“Django Livre” é outro testemunho da audácia de Quentin Tarantino. Desde a estreia do adoravelmente caótico “Cães de Aluguel” (1992), o diretor se propõe voos em horizontes cada vez mais amplos, transcendendo os limites do convencional e dando de ombros para o que esperam dele. Nessa egotrip, em que o público apenas embarca, sem saber direito para onde está indo, há sempre uma minudência que passa despercebida mesmo depois de uma década de lançado o filme, à qual junta-se uma reviravolta que pega-nos no contrapé, mas tarantinescamente, sem que se entenda o que diretor pretende, afinal. Às vezes, o óbvio é a própria esfinge que nos devora sem clemência.

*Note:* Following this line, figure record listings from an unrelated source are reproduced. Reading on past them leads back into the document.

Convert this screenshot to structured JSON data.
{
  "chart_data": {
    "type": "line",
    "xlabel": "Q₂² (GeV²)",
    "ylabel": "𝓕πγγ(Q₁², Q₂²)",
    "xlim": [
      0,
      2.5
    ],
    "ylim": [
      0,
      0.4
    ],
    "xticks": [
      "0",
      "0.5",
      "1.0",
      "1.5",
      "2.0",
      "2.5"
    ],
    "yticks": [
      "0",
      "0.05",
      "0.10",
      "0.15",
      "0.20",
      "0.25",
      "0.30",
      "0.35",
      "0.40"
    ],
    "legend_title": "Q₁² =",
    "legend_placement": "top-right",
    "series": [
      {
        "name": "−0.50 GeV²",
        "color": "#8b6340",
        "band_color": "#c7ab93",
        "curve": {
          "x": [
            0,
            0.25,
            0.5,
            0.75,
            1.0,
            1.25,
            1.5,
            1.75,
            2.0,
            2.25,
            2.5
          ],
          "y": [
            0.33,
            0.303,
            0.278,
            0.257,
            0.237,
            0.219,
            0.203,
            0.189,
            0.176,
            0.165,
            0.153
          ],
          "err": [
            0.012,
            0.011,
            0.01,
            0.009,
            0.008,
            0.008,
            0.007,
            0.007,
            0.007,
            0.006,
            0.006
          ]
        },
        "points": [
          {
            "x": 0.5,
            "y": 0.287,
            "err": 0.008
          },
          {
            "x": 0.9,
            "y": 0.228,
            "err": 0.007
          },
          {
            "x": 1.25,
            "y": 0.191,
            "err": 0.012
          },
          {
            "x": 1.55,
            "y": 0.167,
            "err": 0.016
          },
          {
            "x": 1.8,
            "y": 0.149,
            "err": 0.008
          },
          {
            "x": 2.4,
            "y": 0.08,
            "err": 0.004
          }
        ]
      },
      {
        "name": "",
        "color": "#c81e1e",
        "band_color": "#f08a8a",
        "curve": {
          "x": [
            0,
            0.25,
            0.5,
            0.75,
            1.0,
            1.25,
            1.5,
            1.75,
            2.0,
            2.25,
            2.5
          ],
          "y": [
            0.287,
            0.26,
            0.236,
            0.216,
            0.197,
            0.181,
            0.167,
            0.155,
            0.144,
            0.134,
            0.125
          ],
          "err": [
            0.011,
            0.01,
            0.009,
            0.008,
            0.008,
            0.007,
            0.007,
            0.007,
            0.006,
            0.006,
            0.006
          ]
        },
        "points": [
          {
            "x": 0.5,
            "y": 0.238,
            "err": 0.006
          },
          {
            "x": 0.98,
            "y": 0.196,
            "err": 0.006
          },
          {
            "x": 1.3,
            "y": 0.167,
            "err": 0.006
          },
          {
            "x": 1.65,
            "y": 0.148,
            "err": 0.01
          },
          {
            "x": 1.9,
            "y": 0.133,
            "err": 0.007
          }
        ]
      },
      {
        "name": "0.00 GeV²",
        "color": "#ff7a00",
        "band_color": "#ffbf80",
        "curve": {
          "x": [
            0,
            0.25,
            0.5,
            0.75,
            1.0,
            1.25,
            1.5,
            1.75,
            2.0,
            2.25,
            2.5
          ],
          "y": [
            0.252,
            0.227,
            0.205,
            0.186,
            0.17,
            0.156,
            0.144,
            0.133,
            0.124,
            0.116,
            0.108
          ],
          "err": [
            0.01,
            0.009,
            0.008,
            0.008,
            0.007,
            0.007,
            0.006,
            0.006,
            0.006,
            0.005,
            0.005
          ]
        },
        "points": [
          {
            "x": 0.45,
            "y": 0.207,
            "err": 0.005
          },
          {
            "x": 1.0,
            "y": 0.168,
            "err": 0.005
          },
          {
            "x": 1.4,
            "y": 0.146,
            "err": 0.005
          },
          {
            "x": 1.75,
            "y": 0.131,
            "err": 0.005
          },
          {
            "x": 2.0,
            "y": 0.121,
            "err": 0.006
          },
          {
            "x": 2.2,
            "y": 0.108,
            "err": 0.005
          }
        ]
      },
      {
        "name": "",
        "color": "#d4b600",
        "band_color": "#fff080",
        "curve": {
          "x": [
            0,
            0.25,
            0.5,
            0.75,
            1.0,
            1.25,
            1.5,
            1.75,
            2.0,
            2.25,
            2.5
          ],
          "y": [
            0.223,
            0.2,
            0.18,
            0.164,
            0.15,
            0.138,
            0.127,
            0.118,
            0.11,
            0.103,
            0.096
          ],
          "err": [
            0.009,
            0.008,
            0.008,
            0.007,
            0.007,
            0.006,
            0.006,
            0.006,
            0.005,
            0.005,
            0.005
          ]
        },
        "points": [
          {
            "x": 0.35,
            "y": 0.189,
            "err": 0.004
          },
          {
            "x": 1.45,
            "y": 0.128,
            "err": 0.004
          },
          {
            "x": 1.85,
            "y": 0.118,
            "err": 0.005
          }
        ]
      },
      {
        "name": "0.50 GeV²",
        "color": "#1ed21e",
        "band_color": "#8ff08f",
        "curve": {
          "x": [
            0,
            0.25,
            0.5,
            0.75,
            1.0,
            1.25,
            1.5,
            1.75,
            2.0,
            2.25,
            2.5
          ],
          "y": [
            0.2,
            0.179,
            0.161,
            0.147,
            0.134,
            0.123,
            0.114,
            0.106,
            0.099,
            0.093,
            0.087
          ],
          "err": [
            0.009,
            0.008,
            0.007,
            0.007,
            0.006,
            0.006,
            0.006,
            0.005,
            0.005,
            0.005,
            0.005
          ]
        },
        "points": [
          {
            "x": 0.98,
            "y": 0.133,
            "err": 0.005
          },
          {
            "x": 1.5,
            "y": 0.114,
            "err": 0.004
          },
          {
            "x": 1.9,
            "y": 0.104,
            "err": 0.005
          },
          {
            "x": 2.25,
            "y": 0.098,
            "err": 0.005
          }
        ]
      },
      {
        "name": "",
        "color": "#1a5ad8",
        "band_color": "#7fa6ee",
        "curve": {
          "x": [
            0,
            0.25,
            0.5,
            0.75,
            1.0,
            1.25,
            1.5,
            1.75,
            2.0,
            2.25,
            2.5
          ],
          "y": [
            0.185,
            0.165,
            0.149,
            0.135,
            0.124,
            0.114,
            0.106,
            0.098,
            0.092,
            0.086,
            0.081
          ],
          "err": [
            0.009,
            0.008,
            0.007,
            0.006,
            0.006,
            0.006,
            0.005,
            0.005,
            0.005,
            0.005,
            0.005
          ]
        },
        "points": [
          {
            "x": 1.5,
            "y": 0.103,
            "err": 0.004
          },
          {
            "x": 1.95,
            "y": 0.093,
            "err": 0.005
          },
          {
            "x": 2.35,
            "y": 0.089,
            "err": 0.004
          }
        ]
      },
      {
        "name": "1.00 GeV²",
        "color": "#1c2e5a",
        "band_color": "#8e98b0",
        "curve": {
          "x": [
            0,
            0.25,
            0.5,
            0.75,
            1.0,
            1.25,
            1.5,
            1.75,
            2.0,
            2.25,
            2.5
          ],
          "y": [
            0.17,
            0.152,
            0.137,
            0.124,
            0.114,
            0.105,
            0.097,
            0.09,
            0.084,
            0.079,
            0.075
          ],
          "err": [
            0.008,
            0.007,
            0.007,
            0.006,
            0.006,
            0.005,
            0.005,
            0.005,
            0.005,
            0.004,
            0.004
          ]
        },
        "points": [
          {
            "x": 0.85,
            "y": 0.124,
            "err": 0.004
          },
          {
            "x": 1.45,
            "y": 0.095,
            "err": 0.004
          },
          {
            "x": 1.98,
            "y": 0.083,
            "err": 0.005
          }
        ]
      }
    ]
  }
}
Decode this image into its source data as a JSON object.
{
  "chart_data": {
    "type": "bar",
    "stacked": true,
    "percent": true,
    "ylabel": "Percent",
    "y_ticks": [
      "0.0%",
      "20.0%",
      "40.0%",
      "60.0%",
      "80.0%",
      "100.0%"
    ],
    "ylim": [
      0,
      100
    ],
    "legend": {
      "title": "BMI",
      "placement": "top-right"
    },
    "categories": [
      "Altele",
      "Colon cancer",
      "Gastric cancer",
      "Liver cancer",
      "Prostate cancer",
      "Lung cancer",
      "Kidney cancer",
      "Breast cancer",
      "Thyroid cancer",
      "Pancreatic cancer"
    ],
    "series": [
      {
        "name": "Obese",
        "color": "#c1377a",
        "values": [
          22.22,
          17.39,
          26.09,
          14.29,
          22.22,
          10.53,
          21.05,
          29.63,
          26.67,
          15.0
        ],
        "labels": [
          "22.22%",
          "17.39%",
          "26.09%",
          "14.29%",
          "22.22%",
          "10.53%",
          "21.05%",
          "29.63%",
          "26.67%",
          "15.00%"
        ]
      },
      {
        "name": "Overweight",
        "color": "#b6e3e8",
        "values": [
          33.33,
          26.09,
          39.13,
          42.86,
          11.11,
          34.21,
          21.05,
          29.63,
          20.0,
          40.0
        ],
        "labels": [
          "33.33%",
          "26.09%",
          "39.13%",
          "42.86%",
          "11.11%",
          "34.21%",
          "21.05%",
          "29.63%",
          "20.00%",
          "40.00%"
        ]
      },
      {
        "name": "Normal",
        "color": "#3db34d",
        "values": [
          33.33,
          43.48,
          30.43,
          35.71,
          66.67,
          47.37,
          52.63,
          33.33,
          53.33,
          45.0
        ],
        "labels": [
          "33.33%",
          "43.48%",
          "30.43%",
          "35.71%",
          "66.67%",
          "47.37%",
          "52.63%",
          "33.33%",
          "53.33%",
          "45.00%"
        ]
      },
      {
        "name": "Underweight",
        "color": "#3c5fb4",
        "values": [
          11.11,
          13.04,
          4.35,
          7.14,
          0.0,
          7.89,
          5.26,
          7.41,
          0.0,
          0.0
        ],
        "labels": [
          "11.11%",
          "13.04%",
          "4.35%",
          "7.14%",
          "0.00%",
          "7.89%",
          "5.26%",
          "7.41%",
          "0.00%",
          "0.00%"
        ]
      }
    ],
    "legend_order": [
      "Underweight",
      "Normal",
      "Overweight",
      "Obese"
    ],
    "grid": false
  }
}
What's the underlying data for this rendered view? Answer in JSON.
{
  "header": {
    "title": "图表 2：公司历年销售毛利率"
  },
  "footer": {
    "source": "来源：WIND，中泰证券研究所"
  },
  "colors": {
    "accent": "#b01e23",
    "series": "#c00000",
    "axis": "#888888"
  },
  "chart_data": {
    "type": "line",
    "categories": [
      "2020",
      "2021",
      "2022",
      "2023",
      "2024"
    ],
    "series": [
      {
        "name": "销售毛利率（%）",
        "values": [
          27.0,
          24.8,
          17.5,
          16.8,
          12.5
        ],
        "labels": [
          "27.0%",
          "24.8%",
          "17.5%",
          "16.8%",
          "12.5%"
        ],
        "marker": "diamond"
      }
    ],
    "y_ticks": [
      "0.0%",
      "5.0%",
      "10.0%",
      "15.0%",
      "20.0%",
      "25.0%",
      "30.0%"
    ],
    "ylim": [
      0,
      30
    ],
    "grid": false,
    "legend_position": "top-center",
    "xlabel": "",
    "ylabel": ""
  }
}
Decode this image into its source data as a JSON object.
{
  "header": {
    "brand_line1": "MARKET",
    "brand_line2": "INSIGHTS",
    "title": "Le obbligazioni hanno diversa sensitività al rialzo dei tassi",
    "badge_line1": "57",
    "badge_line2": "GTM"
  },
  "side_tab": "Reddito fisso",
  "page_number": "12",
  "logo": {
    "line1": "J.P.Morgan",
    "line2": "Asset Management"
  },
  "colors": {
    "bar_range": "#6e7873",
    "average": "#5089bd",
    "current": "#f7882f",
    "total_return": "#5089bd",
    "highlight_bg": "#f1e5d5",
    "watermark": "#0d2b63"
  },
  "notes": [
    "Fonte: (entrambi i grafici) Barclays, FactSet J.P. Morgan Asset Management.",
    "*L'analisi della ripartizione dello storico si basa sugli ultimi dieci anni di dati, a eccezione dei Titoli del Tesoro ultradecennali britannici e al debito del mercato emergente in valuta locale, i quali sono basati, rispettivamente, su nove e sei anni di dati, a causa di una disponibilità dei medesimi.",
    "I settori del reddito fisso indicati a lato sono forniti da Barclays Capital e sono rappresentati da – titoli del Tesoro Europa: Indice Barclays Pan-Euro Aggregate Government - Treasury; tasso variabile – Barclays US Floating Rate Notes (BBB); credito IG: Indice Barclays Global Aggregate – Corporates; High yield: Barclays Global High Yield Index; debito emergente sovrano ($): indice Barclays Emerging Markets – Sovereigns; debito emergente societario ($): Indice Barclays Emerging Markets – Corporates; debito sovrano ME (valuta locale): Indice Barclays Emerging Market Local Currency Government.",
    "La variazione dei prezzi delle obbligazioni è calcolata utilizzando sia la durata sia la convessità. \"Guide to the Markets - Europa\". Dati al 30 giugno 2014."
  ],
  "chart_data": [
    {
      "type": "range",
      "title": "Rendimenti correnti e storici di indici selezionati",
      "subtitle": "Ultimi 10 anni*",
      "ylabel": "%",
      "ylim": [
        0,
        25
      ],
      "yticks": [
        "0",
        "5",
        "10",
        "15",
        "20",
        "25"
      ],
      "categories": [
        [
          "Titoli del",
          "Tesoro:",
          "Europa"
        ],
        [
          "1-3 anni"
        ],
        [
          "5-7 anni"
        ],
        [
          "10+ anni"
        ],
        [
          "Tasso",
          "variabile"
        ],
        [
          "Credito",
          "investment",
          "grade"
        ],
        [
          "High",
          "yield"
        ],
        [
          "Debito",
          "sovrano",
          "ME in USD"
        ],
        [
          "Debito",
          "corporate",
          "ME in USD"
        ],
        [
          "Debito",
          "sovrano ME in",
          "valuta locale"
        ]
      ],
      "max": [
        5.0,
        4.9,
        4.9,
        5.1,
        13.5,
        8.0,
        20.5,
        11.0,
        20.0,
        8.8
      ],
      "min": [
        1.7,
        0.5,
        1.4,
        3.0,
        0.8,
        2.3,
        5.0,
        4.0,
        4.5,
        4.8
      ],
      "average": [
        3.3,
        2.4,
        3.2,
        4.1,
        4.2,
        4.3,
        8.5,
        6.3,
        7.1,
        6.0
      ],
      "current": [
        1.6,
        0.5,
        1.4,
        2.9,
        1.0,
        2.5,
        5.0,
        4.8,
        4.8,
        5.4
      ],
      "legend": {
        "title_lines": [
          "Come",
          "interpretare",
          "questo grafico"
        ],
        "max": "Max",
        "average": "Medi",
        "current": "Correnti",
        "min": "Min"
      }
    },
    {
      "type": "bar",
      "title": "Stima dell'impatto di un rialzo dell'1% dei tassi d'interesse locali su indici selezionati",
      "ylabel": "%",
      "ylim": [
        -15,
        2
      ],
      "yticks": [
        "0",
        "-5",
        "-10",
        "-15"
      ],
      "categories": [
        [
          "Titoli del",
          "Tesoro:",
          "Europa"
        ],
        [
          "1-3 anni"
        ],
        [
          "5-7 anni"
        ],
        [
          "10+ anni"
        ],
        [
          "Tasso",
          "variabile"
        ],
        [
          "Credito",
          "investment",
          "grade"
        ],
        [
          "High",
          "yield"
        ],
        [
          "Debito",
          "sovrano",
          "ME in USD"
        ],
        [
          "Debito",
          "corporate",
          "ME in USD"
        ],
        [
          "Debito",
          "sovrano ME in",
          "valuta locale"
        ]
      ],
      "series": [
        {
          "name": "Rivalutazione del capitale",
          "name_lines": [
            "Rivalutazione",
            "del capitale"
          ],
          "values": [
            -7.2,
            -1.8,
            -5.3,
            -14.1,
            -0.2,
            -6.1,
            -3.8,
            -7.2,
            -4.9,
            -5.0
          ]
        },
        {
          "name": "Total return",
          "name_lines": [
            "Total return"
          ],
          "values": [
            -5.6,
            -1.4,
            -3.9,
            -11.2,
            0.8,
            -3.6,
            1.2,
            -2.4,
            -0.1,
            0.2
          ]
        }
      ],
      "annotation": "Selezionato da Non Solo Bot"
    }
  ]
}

“Os Oito Odiados” (2015) é outra das pérolas do diretor com que pode-se atilhar o filme de 2012, mormente se se toma cada personagem em seu próprio universo, hermético, quase intraduzível, pleno de urgentes questões que, lamentavelmente, chegaram a este nosso vesano século 21. No centro do palco, um homem escravizado: o personagem-título do surpreendente Jamie Foxx coleciona uma vida inteira de passagens amargas, forçado a uma servidão ultrajosa — que por seu turno presta-se a gatilho da nova história que almeja compor para si. O texto elabora a dor excruciante de Django de modo a se esperar uma virada, claro, mas o pulo do gato do diretor-roteirista é cozinhar em seu anti-herói a fúria de uma história roubada, que só poderia continuar mediante a subserviência, a incerteza, o medo, fantasmas assustadoramente concretos que grassaram entre afro-americanos até os anos 1960, quando se intensificaram as iniciativas de engajamento de cidadãos comuns, a exemplo do reverendo batista Martin Luther King (1929-1968) e do militante radical Malcolm X (1925-1965), extremos opostos de um mesmo exército, capazes de arrastar multidões com sua oratória e sua impertinência. O justiceiro de Foxx é o Martin Luther King e o Malcolm X possível a seu tempo, e no momento em que a audiência se dá conta de que o protagonista vai, sim, bancar essa odisseia solitária em busca do que é seu e nunca deveria ter-lhe sido privado, começa o filme dentro do filme, ainda mais misterioso e ainda mais revelador.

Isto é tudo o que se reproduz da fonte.